良く言われる日本人とフィンランド人。言語的には印欧諸語ではなくアルタイ諸語に。似た言葉が多い。昔付き合っていたフィンランドとスウェーデンのハーフの人が、日本語をフィンランド語に訳そうとすると、似た言葉が多くて混乱すると言ってました。
言語的に言うと、フィンランド人とモンゴル人と日本人は兄弟。遺伝子的に言うとハンガリー人(マジャール人)とモンゴル人と日本人は兄弟。
そういう視点で世界を考古学や歴史を見ると実に面白いもの。
22. 匿名処理班
アイヌとエスキモーのお話だよね?
23. 匿名処理班
最近の… っていうかここ数十年の考古学の世界では陸路の文化・人の伝播より海岸線の移動の方が楽なのではという認識があるよね。

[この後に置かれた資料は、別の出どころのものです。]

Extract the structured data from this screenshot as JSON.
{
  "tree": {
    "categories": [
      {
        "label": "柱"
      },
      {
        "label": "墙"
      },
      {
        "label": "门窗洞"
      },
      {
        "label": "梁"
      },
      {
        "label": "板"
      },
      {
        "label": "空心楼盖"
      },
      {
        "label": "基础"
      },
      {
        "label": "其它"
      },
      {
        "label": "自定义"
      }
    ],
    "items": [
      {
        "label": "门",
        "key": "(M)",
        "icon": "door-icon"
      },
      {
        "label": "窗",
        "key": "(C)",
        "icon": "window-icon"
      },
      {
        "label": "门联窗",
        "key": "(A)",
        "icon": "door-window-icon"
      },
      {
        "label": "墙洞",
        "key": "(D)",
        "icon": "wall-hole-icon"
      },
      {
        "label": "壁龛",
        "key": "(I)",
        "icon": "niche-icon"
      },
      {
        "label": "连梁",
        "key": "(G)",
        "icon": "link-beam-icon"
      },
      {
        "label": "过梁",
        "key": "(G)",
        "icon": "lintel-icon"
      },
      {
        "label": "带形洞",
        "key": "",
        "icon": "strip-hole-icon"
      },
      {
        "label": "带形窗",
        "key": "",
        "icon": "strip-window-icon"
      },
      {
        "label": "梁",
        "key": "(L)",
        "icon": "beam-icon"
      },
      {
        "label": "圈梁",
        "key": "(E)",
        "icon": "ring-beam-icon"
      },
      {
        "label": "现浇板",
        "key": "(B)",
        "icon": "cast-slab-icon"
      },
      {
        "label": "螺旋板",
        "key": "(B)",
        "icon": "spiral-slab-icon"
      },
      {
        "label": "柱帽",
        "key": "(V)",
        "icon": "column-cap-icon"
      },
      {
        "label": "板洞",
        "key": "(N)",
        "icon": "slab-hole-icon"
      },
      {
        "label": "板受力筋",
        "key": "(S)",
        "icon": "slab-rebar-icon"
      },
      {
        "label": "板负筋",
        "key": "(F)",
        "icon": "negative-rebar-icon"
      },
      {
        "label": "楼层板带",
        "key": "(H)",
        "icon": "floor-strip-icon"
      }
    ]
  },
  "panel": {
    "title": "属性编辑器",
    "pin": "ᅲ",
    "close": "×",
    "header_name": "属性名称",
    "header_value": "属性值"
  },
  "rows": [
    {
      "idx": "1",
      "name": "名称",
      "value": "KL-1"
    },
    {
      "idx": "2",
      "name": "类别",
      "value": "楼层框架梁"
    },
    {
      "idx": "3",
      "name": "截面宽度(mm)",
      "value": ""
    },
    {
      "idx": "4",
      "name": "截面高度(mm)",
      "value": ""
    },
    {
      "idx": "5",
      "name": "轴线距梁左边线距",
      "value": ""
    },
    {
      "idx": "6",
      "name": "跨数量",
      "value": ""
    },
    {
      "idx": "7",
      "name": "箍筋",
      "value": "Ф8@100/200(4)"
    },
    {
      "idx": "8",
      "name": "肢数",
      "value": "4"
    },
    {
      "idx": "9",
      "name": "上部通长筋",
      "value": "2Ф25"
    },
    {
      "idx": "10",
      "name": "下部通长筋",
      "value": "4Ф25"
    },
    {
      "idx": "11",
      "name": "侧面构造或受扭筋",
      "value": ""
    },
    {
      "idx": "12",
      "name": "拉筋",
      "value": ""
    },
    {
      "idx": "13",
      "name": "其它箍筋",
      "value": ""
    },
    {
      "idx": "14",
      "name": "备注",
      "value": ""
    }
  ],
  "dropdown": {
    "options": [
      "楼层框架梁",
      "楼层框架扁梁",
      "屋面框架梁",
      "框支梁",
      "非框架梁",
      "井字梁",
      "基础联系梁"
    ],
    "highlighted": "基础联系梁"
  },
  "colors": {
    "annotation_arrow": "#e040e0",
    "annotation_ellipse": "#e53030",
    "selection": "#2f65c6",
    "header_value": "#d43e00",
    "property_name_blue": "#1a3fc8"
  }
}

何世代も移住と定住を繰り返して人が広まっていくんよ。
今回の発見は、そういったケースとして考えられる説だと思うよ。
※8
それが今までの説だけど、その日本からも更に移動する集団がいたんだろうってのが今回の説。
南方から朝鮮半島から北方から人々が流れ込んできた日本の地で、北海道ではベーリング海沿いに更に東へ移動した集団が出てもおかしくはない。